Como bem afirma a professora do Departamento de Zoologia da Unicamp, Maria Alice Garcia, os “estudos de ecologia de invasão, fluxo gênico, ecologia de populações, e modelos de epidemiologia muito nos teriam a ensinar sobre alguns riscos potenciais dos organismos transgênicos. As experiências de inserção programada ou acidental de espécies não-transgênicas em novos ambientes já têm sido desastrosas o suficiente. Essas experiências existem no mundo todo e deveriam nos alertar a respeito dos riscos potenciais de desequilíbrios populacionais de animais e plantas e de funcionamento dos ecossistemas devido à inserção ou criação por hibridização de genótipos novos, com alguma vantagem adaptativa”.


 


Ainda chama atenção que, no caso de espécies transgênicas para a agricultura, essas poderão vir a cobrir extensões imensas e, se algo der errado, o impacto pode ser de escala planetária e esses impactos podem ser ainda maiores em ecossistemas tropicais e subtropicais, onde processos de interação biótica difusos e complexos tendem a ser muito mais relevantes para dinâmicas populacionais do que as respostas ao ambiente físico.


 


Também é necessário desvencilharmos da concepção ultrapassada de “progresso” difundida pelas multinacionais, latifundiários e certos empresários. Vale lembrar que no limiar da implantação da “revolução verde”, muitos setores progressistas caíram no canto da sereia de um progresso para os povos com a adoção dos híbridos como redenção da agricultura mundial.
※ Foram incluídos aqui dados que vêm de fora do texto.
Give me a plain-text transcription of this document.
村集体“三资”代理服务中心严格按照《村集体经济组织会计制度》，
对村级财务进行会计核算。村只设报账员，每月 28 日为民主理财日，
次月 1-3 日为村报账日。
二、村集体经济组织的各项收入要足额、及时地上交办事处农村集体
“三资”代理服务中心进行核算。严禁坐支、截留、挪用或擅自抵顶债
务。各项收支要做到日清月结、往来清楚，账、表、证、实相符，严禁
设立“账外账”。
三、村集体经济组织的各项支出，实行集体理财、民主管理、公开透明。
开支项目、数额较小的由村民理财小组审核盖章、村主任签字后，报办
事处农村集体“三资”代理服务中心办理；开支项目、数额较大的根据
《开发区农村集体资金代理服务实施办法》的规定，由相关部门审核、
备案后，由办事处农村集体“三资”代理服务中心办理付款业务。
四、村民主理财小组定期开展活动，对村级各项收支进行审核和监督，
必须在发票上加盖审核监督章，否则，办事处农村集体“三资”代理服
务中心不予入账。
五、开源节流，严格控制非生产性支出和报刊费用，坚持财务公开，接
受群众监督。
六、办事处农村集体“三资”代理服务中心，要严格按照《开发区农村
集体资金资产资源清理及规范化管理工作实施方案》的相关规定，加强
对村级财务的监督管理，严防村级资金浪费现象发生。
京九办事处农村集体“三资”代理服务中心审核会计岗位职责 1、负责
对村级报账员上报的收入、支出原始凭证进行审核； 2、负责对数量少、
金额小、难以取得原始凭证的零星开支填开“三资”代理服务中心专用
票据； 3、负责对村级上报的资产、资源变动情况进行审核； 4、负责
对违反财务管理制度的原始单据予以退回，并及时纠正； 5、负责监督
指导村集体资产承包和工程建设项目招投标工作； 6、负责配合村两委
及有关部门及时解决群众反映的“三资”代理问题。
A história se encarregou de mostrar a catástrofe que sucumbiu a agricultura familiar de vários países, principalmente no continente africano.



 
O fortalecimento da Embrapa, universidades e institutos de pesquisa capazes de desenvolver outras linhas de pesquisas distintas das conduzidas pelas multinacionais -onde os interesses são distintos -, é cada vez mais vital. Estados Nacionais soberanos devem utilizar a transgenia para melhorar o nível e a qualidade de vida dos seus povos, com responsabilidade e precaução em relação às complexas biodiversidades envolvidas. O Brasil não pode ceder-se às pressões do mercado mesmo em uma economia com forte traço agrário-exportador.


 


A diferença das pesquisas em transgenia conduzida por Cuba em relação às desenvolvidas pelas multinacionais de sementes guarda as mesmas diferenças básicas do etanol brasileiro extraído da cana de açúcar do estadunidense feito do milho. Nos dois casos, tanto Cuba como o Brasil, desenvolvem tecnologias que servem aos interesses dos seus povos. Resta saber se faremos o mesmo com a biotecnologia nacional, dispersando concepções e idéias transgênicas meramente mercantis.


 


* Texto revisto de um artigo publicado originalmente no sítio da UJS (2005).